The UK economy seems to face some issues. The Office for National Statistics (ONS), published figures on Friday indicating a widening trade deficit. This is the third month is a row when this takes place. The trade deficit widened up to £9.4bn from £9.2bn. Economists presented optimistic prospects earlier, suggesting that the UK trade deficit will diminish to £8.8 bn.
Unfortunately for the British, the events taking place recently took their toll on the economy. The Eurozone economy is weak. Italy entered its third economic recession just a couple of days ago, as its GDP saw negative growth for a consecutive quarter. The British pound is strong at the moment, making British goods expensive on foreign markets. Another explanation for the expanding trade deficit rests in the consequences produced by the tensions between Russia and the Western countries.
The economic fight between the two parts hurt the global economy. Among other sanctions, the Western countries decided to cut Russian banks from European markets. Russia responded on Thursday by taking a strong large-scale measure. As of yesterday, all food imported from the 27 EU states, U.S, Canada, Australia and Norway are banned on the Russian market.

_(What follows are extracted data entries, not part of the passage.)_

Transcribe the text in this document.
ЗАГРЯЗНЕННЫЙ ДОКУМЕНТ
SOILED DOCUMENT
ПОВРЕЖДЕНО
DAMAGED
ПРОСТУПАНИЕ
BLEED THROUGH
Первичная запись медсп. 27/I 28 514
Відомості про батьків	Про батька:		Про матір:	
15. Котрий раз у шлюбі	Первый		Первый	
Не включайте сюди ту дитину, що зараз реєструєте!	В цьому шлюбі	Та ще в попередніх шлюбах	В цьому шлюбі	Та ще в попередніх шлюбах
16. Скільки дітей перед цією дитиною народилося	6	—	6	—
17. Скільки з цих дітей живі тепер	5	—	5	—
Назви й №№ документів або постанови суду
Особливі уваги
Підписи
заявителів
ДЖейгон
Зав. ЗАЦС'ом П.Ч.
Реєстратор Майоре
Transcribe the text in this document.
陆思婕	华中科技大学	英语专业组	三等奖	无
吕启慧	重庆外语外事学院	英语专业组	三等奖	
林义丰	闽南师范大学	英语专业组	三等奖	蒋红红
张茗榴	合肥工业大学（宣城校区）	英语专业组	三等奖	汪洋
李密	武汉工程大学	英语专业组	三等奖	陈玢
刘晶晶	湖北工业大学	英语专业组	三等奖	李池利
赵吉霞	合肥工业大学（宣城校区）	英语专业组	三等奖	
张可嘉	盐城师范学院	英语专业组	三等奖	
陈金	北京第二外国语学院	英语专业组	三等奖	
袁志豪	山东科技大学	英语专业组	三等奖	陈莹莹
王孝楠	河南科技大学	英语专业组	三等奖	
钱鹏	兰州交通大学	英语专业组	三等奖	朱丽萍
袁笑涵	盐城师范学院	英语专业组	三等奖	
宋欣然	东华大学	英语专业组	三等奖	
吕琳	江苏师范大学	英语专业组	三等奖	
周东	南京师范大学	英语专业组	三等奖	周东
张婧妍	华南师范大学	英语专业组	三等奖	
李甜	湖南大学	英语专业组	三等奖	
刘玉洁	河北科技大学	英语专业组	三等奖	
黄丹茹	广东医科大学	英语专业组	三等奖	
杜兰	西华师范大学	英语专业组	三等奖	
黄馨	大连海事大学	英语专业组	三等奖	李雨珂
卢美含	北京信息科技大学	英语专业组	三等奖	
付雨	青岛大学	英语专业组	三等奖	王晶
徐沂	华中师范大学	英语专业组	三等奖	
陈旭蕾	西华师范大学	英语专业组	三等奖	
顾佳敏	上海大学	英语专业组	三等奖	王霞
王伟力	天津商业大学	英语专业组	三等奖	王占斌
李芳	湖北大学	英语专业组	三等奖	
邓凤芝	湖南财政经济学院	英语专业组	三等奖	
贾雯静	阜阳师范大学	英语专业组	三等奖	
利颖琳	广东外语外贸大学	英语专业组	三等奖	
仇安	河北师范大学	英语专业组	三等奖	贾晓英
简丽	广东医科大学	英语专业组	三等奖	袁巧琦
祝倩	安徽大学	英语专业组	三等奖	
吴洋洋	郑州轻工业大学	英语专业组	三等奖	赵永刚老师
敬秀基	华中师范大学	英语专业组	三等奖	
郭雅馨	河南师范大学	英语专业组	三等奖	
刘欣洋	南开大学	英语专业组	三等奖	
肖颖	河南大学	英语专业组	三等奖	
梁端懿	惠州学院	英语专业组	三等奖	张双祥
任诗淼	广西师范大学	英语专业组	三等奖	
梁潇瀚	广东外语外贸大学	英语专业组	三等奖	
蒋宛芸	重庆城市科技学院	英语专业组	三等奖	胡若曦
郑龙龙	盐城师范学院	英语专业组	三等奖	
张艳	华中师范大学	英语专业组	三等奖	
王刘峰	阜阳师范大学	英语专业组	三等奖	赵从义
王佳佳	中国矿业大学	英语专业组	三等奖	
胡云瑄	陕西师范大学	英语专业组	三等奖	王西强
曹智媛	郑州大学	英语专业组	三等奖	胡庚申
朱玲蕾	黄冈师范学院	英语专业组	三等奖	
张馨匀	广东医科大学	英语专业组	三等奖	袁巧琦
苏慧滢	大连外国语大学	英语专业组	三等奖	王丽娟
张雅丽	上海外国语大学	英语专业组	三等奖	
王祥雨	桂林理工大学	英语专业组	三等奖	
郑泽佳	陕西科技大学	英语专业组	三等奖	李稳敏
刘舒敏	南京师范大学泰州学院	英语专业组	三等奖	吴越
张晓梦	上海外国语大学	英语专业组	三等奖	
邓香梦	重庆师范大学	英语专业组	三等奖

UK trade deficit widens because less oil and manufacturing goods are exported
Britain exported less oil and manufacturing goods in June, an important reason why the exports dropped by £400 million. The total value of exported goods in June totaled £23.5 billion. Imports fell by just £100 million, totaling £32.9 billion. Right now Britain’s trade with states from outside the EU faces difficulties. Both imports and exports with non-EU states dropped.
Another explanation for the British recent volatile trade is the fact that aircrafts have been traded in the past months. These are high value infrequent trades and skew the statistics easily.
The British construction sector output saw a 1.2 percent growth in June, according to other separate data, Reuters reports.
On the matter of UK trade deficit, Howard Archer, chief UK economist at IHS Global Insight, declares for The Guardian that “The hope has been that gradually improving global growth will increasingly help UK exports over the coming months, but this hope is under threat from heightened global geopolitical tensions. In particular, UK exporters will be perturbed by current worrying signs that already weak eurozone growth is faltering anew as deteriorating relations with Russia and tit-for-tat sanctions weigh down on confidence.